Quale rapporto tra il 342 e il 348-bis?
Le due norme sono senz’altro correlate nell’ottica della ragionevole durata del processo
consacrata dall’art. 111 Cost.
Ci si domanda: se un appello è del tutto inammissibile per ragioni di forma ovvero ancora
contenga taluni motivi inammissibili ed altri ancora assolutamente infondati nel merito, è da
privilegiare lo strumento dell’ordinanza ex 348-ter o, invece, la sentenza ex art. 342?
Dalla lettura coordinata delle norme, pare evincersi che il legislatore abbia privilegiato la
pronuncia di sentenza ex 342: l’art. 348-bis c. 1 stabilisce infatti che «Fuori dai casi in cui deve
essere dichiarata con sentenza l’inammissibilità o l’improcedibilità dell’appello», in tal modo
confermando che l’ordinanza-filtro debba trovare spazio solo laddove non vi siano gli estremi per
una pronuncia di inammissibilità stricto sensu intesa (o di improcedibilità).
Inoltre, dal momento che la formula fondata sulla non ragionevole probabilità di accoglimento
implica, necessariamente, un controllo nel merito da parte del giudice dell’appello, è giocoforza
che a tale valutazione si potrà accedere solo una volta superato il filtro processuale di forma
statuito dal 342.
Rispetto alle posizioni espresse dalla Cassazione, appare quindi più «coerente» con il sistema
quello delineato da Cass.
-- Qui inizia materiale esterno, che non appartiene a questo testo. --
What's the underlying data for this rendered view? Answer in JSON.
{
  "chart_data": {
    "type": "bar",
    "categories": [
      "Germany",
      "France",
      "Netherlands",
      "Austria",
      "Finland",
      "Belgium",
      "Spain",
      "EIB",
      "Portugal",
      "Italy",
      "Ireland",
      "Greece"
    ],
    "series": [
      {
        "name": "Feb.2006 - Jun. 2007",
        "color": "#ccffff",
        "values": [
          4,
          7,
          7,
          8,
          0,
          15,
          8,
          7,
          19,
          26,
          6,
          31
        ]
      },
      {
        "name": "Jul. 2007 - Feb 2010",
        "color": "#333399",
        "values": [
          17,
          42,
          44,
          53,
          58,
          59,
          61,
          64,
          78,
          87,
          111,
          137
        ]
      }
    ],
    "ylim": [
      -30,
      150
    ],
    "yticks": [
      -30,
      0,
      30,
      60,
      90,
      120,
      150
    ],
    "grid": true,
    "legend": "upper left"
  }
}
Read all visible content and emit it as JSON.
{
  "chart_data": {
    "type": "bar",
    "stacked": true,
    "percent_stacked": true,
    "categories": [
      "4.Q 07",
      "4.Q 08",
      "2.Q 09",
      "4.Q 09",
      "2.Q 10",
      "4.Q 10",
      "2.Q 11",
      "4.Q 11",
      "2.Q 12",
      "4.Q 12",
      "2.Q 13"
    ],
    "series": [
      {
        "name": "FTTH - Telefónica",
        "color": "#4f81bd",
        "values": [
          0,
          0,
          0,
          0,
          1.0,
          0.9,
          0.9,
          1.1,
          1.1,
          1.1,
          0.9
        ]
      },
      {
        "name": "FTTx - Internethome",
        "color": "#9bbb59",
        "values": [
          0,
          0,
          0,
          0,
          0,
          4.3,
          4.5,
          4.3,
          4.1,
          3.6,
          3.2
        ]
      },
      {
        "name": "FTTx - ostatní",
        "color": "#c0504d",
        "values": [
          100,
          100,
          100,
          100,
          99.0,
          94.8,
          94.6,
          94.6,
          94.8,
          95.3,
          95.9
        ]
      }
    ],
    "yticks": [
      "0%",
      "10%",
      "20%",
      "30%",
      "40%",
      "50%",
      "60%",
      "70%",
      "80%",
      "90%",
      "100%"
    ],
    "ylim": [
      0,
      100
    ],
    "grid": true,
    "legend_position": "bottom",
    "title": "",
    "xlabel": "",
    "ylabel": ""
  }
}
Civ. Sez. VI, Ord., 7273/2014 nella parte in cui esclude dall’ambito di
applicazione del filtro 348-bis le ipotesi di inammissibilità o improcedibilità in senso tecnico; in
queste ipotesi, infatti, in caso di accoglimento da parte della Cassazione del ricorso avverso la
sentenza ex 342 la causa verrebbe rinviata al Giudice dell’Appello affinché proceda all’esame nel
merito dell’impugnazione, e quindi anche con riferimento al filtro ex 348-bis – non è quindi
escluso che possa dichiararla inammissibile (nuovamente) ma sotto il diverso profilo della non
ragionevole probabilità di accoglimento.